# Trout Stocks & Dragon Fly Doji Signals, "Bottoms Up"!



## Capt. Kris Kelley (Jun 2, 2004)

*Castaway Lodge Seadrift Report
By Capt. Kris Kelley
*
*Sponsored by:* *Mercury Marine; Air Ranger Airboats; Haynie Bay Boats; Baysport Marine Victoria; Castaway Rods; JL Marine; Pure Fishing; and, Bob's Machine Shop.*

Mild to near slick-off conditions as we head toward the opening of the 2014 Texas Waterfowl Season have given us a look at Trout action over broader shell and tight schools of Black Drum over shell and shorelines continue to impress. Redfish have been a bit harder to approach but numbers look impressive despite difficult conditions. Capt. Chris Cady reported humping up some solid schools in the back lakes but immediately ran into problems with the bite.

*Trout Focus*

We've been fooling some Trout over shell with artificial lures; best bite continues on live shrimp at this time. I've discussed seasonality shifts on Trout that have been unmistakeable the past few years. My observations pointed to much higher levels of success around cooler Spring and Fall conditions. That thesis was pretty well shattered this Spring with big winds forcing shallow protected fishing for Redfish and Black Drum most days. On the few days, roughly 7 through late May, that we had reasonable wind and water conditions, it found us striking out on attempts at Trout.
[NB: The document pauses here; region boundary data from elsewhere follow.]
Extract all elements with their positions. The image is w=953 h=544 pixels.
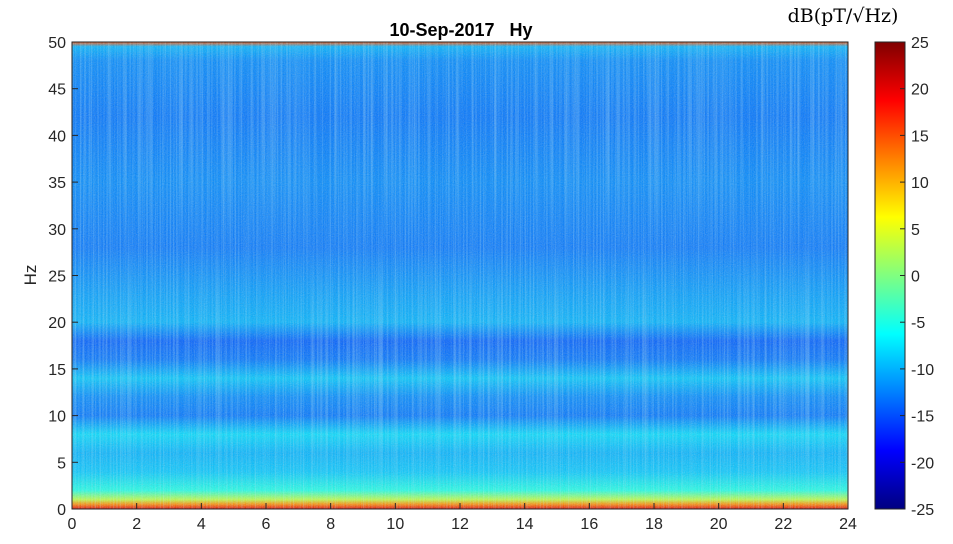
x-tick-label: 20 [710, 516, 728, 533]
y-tick-label: 10 [48, 409, 66, 426]
colorbar-tick-label: -15 [911, 409, 934, 426]
heatmap-noise [72, 42, 848, 509]
colorbar-tick-label: 15 [911, 128, 929, 145]
x-tick-label: 4 [197, 516, 206, 533]
colorbar: -25 -20 -15 -10 -5 0 5 10 15 20 25 [874, 35, 934, 519]
x-tick-label: 22 [774, 516, 792, 533]
x-tick-label: 12 [451, 516, 469, 533]
colorbar-tick-label: -10 [911, 362, 934, 379]
x-tick-label: 18 [645, 516, 663, 533]
x-axis: 0 2 4 6 8 10 12 14 16 18 20 22 24 [68, 503, 857, 533]
y-tick-label: 40 [48, 128, 66, 145]
chart-title: 10-Sep-2017 Hy [389, 20, 532, 40]
x-tick-label: 10 [386, 516, 404, 533]
y-tick-label: 50 [48, 35, 66, 52]
colorbar-tick-label: -5 [911, 315, 925, 332]
colorbar-tick-label: 5 [911, 222, 920, 239]
colorbar-tick-label: 0 [911, 269, 920, 286]
colorbar-unit-label: dB(pT/√Hz) [788, 5, 899, 27]
y-tick-label: 20 [48, 315, 66, 332]
y-tick-label: 30 [48, 222, 66, 239]
plot-area [71, 41, 849, 510]
x-tick-label: 8 [326, 516, 335, 533]
y-tick-label: 45 [48, 82, 66, 99]
y-tick-label: 0 [57, 502, 66, 519]
x-tick-label: 24 [839, 516, 857, 533]
x-tick-label: 6 [262, 516, 271, 533]
y-axis: 0 5 10 15 20 25 30 35 40 45 50 [48, 35, 78, 519]
colorbar-tick-label: -25 [911, 502, 934, 519]
x-tick-label: 16 [580, 516, 598, 533]
y-tick-label: 35 [48, 175, 66, 192]
colorbar-tick-label: 25 [911, 35, 929, 52]
colorbar-tick-label: -20 [911, 455, 934, 472]
y-axis-label: Hz [21, 265, 40, 286]
y-tick-label: 5 [57, 455, 66, 472]
colorbar-tick-label: 10 [911, 175, 929, 192]
x-tick-label: 14 [516, 516, 534, 533]
x-tick-label: 2 [132, 516, 141, 533]
x-tick-label: 0 [68, 516, 77, 533]
y-tick-label: 15 [48, 362, 66, 379]
colorbar-ticks: -25 -20 -15 -10 -5 0 5 10 15 20 25 [900, 35, 934, 519]
y-tick-label: 25 [48, 269, 66, 286]
colorbar-tick-label: 20 [911, 82, 929, 99]
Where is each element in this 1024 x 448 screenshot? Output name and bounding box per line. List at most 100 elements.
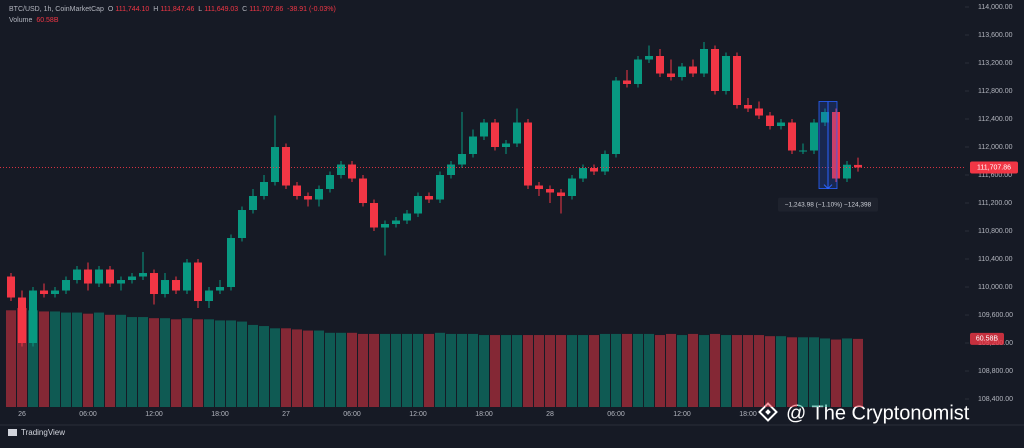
volume-bar <box>490 335 500 407</box>
volume-bar <box>325 332 335 407</box>
x-tick-label: 06:00 <box>343 411 361 418</box>
candle-body <box>612 80 620 155</box>
volume-bar <box>413 333 423 407</box>
candle-body <box>282 147 290 186</box>
volume-bar <box>468 333 478 407</box>
volume-bar <box>204 319 214 407</box>
candle-body <box>832 112 840 179</box>
volume-bar <box>138 317 148 407</box>
ohlc-key: L <box>198 6 203 13</box>
volume-bar <box>655 335 665 407</box>
candles <box>7 42 862 347</box>
volume-bar <box>765 336 775 407</box>
volume-bar <box>94 312 104 407</box>
candle-body <box>183 262 191 291</box>
candle-body <box>40 290 48 295</box>
candle-body <box>216 287 224 291</box>
y-tick-label: 108,800.00 <box>978 368 1013 375</box>
volume-bar <box>182 318 192 407</box>
volume-bar <box>270 328 280 407</box>
volume-bar <box>17 308 27 407</box>
symbol: BTC/USD, 1h, CoinMarketCap <box>9 6 104 13</box>
volume-bar <box>435 332 445 407</box>
x-tick-label: 06:00 <box>607 411 625 418</box>
candle-body <box>601 154 609 172</box>
candle-body <box>645 56 653 60</box>
watermark-icon <box>758 402 778 422</box>
volume-bar <box>83 313 93 407</box>
volume-bar <box>358 333 368 407</box>
y-tick-label: 113,600.00 <box>978 32 1013 39</box>
candle-body <box>535 185 543 190</box>
candle-body <box>161 280 169 295</box>
candle-body <box>436 175 444 200</box>
candle-body <box>73 269 81 281</box>
volume-bar <box>226 320 236 407</box>
volume-bar <box>6 310 16 407</box>
candle-body <box>51 290 59 295</box>
candle-body <box>381 224 389 228</box>
ohlc-key: H <box>153 6 159 13</box>
x-tick-label: 06:00 <box>79 411 97 418</box>
volume-bar <box>336 332 346 407</box>
ohlc-key: C <box>242 6 248 13</box>
candle-body <box>458 154 466 165</box>
candle-body <box>799 150 807 152</box>
volume-bar <box>754 335 764 407</box>
candle-body <box>678 66 686 78</box>
candle-body <box>788 122 796 151</box>
volume-bar <box>743 335 753 407</box>
candle-body <box>480 122 488 137</box>
volume-bar <box>578 335 588 407</box>
footer-brand: TradingView <box>21 428 65 437</box>
candle-body <box>700 49 708 74</box>
volume-bar <box>501 335 511 407</box>
candle-body <box>249 196 257 211</box>
y-tick-label: 109,600.00 <box>978 312 1013 319</box>
header-line: BTC/USD, 1h, CoinMarketCap O 111,744.10 H… <box>9 4 338 15</box>
volume-pane <box>6 308 863 407</box>
volume-bar <box>820 338 830 407</box>
volume-bar <box>809 337 819 407</box>
volume-bar <box>380 333 390 407</box>
volume-bar <box>534 335 544 407</box>
volume-bar <box>589 335 599 407</box>
candle-body <box>524 122 532 186</box>
x-tick-label: 18:00 <box>211 411 229 418</box>
candle-body <box>29 290 37 344</box>
candle-body <box>337 164 345 176</box>
volume-bar <box>644 333 654 407</box>
volume-bar <box>347 332 357 407</box>
candle-body <box>370 203 378 228</box>
candle-body <box>546 189 554 193</box>
candle-body <box>194 262 202 302</box>
y-tick-label: 113,200.00 <box>978 60 1013 67</box>
x-tick-label: 12:00 <box>409 411 427 418</box>
candle-body <box>315 189 323 200</box>
volume-bar <box>391 333 401 407</box>
last-price-label: 111,707.86 <box>977 164 1011 171</box>
y-tick-label: 112,400.00 <box>978 116 1013 123</box>
volume-bar <box>512 335 522 407</box>
volume-bar <box>457 333 467 407</box>
volume-bar <box>523 335 533 407</box>
last-volume-tag <box>970 332 1004 345</box>
candle-body <box>271 147 279 183</box>
volume-bar <box>28 310 38 407</box>
candle-body <box>172 280 180 291</box>
ohlc-value: 111,707.86 <box>249 6 284 13</box>
y-tick-label: 110,000.00 <box>978 284 1013 291</box>
measure-label-box <box>778 197 878 212</box>
candle-body <box>623 80 631 85</box>
ohlc-value: 111,744.10 <box>115 6 150 13</box>
candle-body <box>7 276 15 298</box>
candle-body <box>18 297 26 344</box>
volume-bar <box>831 339 841 407</box>
last-price-tag <box>970 161 1018 174</box>
candle-body <box>634 59 642 85</box>
candle-body <box>854 164 862 168</box>
x-tick-label: 28 <box>546 411 554 418</box>
candle-body <box>260 182 268 197</box>
ohlc-key: O <box>107 6 114 13</box>
ohlc-value: 111,649.03 <box>204 6 239 13</box>
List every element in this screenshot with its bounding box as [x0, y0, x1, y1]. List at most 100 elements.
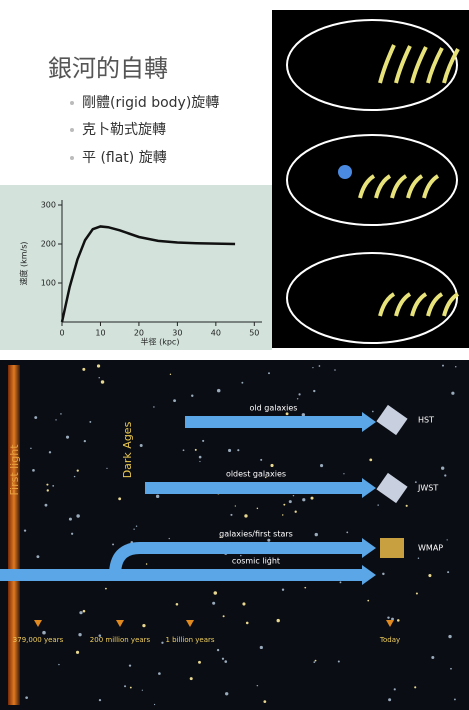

The good news is that it looks like there are some healthy numbers showing up this Fall over various structure from sand/grass to oyster reefs. Mother Nature has certainly had a protective blanket over Trout stocks the better part of the year. As winds have stabilized and with Cedar Bayou open now one can only hope that success rates for Trout are bottoming out and hopefully starting a new uptrend. So far, we like what we see. Sharpen up the skill set and grab some of your favorite top waters and plastics, feet dry or wading, now's the time.

*Texas Duck Season*

This weekend we'll be welcoming folks from as far away as Minnesota for a look at early season duck hunting here on the coast. Numbers right now are pretty light with a few early Redheads, Pintail, Widgeon, and Teal milling around. Capt. Matt Raley in Wisconsin didn't see much in the way of big weather moving things around yet. He's been gunning in the 70's up there with fog and slick offs making for more than a few challenges. 
We should start to see more serious concentrations migrating in around mid-month which has been a historic trend. The week and a half leading up to Thanksgiving is a pretty good indicator of what things are going to look like and should build from there.

*Check dates and inquire at **http://www.seadriftbayfishing.com/Calendar*

Like us on *Facebook* or check our *photos on **Flickr* and we promise to "love you back"!

*Capt. Kris Kelley*
*Castaway Lodge*
*1-888-618-4868 *
*www.seadriftbayfishing.com*
*Facebook: Castaway Lodge*
*Pinterest: Castaway Lodge*


----------



## Capt. Kris Kelley (Jun 2, 2004)

more pics


----------



## Capt. Kris Kelley (Jun 2, 2004)

*Big Migration Inbound*

We worked on duck blinds today and witnessed a pretty sizable migration of ducks inbound for the wintering grounds here on the coast. The migrating flocks were falling in from the stratosphere and kept coming all morning. We've got a small front headed our way Friday. I wouldn't have thought that would do much to get them moving but something sure did.


----------